From post above:
As far as I know, there are only 2 restrictions for the universal introduction rule of inference which are the following:
P[a/x] can become forall x.P if:
1. x is not mentioned in P
2. a is not mentioned in a premise
from linked post:
1 ∀y:(∃x:(R(x,y))) Premise 2 ∃x:(R(x,q)) ∀Elim, line 1 3 R(p,q) ∃Elim, line 2 4 ∀y:(R(p,y)) ∀Intro, line 3
My understanding of the rule of Universal Introduction is as follows:
Universal Introduction ($\forall I$)
$\:\;|\;\;P(a/x)$
$\;\;|$
$\;\therefore\;\;(\forall x) P$
provided that
- $a$ does not occur in an indischarged assumption
- $a$ does not occur in $(\forall x) P$.
In the example given above, we see that in generalizing from $R(p, q)$ to $(\forall y: (R(p, y))$, $p$ occurs in the universal quantified conclusion, violating the second condition above.
So I'm wondering if the first condition in your list should state what the second condition states in the definition here (replacing your $x$ with "$a$")?

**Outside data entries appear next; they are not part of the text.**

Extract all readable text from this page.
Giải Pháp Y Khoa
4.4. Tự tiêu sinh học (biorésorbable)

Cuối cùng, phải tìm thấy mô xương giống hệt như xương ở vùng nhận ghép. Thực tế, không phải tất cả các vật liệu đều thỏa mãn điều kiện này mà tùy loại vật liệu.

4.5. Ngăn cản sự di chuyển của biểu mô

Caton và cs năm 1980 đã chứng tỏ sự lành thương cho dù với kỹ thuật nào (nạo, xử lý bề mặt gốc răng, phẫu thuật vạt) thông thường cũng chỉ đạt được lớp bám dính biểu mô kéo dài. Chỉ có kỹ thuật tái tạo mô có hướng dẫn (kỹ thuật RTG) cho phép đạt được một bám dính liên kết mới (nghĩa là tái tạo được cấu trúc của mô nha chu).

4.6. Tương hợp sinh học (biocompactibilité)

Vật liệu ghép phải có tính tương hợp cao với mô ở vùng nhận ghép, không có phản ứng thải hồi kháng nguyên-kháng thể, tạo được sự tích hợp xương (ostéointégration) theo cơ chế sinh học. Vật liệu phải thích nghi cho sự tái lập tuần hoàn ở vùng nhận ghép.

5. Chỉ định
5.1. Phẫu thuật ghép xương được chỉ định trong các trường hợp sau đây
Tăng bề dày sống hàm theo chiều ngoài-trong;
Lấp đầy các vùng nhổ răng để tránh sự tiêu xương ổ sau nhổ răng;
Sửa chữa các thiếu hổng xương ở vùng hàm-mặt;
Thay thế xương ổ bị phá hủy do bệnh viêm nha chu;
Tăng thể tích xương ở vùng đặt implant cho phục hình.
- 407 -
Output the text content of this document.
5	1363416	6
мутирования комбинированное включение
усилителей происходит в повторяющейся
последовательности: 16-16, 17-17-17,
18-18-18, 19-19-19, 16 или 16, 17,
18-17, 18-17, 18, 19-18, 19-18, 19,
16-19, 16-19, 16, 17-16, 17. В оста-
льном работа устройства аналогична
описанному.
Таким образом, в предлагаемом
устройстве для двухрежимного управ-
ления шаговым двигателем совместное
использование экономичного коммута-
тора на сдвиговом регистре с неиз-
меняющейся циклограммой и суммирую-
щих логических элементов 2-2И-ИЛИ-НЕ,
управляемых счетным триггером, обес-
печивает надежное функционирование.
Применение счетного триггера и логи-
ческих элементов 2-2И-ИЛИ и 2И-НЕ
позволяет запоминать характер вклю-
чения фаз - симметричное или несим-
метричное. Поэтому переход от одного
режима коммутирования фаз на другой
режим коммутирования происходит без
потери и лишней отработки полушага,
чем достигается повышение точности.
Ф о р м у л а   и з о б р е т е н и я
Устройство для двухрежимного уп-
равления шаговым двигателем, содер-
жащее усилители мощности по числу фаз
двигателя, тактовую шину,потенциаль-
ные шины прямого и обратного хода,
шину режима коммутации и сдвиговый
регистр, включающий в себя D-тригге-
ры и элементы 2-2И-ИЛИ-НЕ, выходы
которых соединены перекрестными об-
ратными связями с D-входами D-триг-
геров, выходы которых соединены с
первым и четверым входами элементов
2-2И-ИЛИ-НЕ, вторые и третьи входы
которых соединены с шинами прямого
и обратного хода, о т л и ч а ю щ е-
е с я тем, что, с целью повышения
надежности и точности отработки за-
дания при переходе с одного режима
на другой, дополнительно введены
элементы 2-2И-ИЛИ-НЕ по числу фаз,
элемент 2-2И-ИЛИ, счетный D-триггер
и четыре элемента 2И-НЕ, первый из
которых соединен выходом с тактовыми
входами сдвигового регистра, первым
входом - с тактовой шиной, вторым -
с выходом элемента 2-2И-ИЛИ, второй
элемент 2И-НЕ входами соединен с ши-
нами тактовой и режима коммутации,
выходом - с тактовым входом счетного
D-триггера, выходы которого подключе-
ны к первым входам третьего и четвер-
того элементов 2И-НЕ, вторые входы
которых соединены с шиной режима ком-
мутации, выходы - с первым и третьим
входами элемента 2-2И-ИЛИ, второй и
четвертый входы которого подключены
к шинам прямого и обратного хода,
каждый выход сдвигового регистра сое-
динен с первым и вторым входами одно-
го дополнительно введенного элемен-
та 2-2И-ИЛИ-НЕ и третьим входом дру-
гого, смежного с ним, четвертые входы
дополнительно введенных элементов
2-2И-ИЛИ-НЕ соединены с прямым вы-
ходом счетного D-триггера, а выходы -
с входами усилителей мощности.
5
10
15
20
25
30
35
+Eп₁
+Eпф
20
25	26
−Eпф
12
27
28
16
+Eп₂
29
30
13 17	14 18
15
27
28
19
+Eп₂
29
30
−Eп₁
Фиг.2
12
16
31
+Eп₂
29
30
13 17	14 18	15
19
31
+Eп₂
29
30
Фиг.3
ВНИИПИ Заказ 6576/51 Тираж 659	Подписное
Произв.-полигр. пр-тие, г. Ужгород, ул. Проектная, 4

As for being careful with $\forall I$, the following characterization of generalizing from an arbitrary member of a domain:
If we choose an arbitrary member of the domain, and show that the sentence holds for it, that is sufficient (for $\forall I$). But, what do we mean by arbitrary?
In short, it means that we have no control over what element is picked, or equivalently, that the proof must hold regardless of what element is picked. More precisely, a variable is arbitrary unless:
- A variable is not arbitrary if it is free in (an enclosing) premise.
- A variable is not arbitrary if it is free after applying Elim — either as the introduced witness, or if it is free anywhere else in the formula.